The bar was something like a British pub, and over seven years, with input from a group of friends, it took on real character, befitting the real characters who frequented “Stand Easy” (a military term meaning “take a break”). And now Bruhn has published an account of its construction, filling it with a hundred photographs and diagrams, stories from the friends who meet there regularly, and an assortment of British pub jokes.

“Stand Easy: Creating A Small British Pub And Considerable Comradeship In The Corner Of A Garage” ($23.50 in paperback from Heritage Books, Inc.) is not just about the artifacts that populate the pub, including a hand-made chandelier of 9 wine bottles with their bottoms cut off, but “about building friendship and espirit de corps.”

Bruhn writes that “moderation is the key” during “our weekly use…. The Stand Easy is formally open between 5:30 and 7:00 p.m.
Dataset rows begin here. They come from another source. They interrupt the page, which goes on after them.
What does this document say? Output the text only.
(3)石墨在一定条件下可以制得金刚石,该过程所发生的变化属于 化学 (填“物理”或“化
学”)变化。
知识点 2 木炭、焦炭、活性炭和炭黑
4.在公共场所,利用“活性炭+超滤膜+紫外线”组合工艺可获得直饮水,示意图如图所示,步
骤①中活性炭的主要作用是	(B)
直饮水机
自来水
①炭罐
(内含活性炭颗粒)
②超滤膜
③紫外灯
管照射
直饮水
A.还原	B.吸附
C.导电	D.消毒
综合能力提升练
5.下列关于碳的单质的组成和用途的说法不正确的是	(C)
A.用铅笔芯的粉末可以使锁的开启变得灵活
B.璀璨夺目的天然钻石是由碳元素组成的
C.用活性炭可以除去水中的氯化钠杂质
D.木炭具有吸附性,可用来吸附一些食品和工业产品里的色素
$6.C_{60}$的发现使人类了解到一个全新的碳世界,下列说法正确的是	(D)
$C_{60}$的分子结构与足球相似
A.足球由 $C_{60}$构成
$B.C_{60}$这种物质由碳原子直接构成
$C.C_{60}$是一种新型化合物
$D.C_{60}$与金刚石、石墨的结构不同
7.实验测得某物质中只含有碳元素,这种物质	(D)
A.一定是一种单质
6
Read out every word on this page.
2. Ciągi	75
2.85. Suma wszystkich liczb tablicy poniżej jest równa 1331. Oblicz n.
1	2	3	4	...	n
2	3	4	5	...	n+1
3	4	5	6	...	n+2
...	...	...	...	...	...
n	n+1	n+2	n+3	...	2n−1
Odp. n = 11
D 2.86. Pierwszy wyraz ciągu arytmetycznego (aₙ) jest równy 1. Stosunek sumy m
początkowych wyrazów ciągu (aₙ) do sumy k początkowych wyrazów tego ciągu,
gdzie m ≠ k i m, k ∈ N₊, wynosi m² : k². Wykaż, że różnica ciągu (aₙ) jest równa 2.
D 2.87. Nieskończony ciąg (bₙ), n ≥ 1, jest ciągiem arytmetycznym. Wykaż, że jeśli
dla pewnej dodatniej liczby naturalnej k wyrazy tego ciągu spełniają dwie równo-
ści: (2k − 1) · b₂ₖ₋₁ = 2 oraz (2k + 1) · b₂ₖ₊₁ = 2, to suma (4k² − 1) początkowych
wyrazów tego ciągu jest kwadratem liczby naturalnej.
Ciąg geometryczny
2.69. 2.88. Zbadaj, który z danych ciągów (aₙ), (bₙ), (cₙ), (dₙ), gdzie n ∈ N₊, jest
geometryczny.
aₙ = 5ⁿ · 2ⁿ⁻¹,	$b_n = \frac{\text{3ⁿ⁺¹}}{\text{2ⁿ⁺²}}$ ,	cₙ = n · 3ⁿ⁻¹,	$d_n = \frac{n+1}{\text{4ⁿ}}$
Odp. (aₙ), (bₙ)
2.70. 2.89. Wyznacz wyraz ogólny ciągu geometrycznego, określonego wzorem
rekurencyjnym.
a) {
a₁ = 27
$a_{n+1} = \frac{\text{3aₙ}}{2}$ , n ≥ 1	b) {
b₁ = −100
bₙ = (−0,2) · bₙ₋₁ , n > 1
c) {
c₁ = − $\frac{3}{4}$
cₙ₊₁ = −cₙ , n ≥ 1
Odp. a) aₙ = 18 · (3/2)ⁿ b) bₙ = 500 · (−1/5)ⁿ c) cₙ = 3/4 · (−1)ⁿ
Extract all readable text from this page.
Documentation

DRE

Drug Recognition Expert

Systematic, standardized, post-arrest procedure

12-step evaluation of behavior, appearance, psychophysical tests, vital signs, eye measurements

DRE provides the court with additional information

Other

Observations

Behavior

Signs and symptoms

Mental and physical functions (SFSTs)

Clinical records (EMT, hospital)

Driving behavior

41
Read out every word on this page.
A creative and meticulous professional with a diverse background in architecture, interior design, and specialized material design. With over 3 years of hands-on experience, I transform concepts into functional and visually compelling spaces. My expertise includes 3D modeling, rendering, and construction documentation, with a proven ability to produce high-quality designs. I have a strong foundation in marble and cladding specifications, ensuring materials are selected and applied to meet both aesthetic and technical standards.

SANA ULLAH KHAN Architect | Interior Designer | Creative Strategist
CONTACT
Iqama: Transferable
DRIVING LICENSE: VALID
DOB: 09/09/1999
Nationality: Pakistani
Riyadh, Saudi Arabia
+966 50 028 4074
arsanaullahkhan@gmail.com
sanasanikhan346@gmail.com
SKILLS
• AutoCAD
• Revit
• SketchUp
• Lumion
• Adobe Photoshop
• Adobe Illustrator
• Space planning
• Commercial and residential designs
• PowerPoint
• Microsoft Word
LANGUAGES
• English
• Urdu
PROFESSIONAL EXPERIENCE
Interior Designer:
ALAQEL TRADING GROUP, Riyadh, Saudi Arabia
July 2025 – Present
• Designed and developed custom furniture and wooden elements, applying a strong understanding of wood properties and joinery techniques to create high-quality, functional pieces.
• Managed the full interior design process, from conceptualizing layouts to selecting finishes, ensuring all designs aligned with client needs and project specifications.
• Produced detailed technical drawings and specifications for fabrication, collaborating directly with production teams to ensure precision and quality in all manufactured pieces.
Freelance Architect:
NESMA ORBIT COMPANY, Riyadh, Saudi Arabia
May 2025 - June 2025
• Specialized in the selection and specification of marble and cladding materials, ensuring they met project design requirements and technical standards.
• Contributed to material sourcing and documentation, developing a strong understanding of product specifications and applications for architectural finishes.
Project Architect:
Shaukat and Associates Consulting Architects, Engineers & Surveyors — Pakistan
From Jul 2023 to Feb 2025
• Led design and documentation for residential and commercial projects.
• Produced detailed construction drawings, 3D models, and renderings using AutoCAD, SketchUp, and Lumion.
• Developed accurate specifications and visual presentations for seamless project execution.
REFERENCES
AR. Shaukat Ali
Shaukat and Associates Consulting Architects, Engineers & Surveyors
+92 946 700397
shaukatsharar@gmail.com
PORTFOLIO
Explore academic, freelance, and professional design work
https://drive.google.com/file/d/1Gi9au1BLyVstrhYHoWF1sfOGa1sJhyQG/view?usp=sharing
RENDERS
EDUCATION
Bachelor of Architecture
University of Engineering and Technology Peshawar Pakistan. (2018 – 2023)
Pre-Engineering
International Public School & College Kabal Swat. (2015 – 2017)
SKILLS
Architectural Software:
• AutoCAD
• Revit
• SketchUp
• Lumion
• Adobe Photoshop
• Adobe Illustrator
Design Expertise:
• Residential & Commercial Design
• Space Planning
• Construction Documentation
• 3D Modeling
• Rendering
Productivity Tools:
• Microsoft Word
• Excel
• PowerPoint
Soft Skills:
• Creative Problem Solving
During this time everyone enjoys at most two drinks and a home cooked meal prepared by my wife Nancy or Rich Varlinsky.” (Recipes in an Appendix include Nancy’s Kickin’ Crab Corn Chowder.)

Friends’ stories add to the ambience of the book, from Deadhead Grace who dated Neil Young to Rich and Cindy’s Mexican Riviera cruise. 

In 1989 sociologist Ray Oldenburg argued that “third places,” like local bars, were democracy’s grassroots where people, putting aside the demands of work and home, could meet for lively conversation, lessening some of the division that characterizes the moment we are in. Among Stand Easy’s small group of friends, the garage pub is indeed a “great good place.”

David Bruhn is Nancy Wiegman’s guest on Nancy’s Bookshelf on Northstate Public Radio, mynspr.org, Wednesday, November 6 at 10:00 a.m., repeated Sunday, November 10 at 8:00 p.m.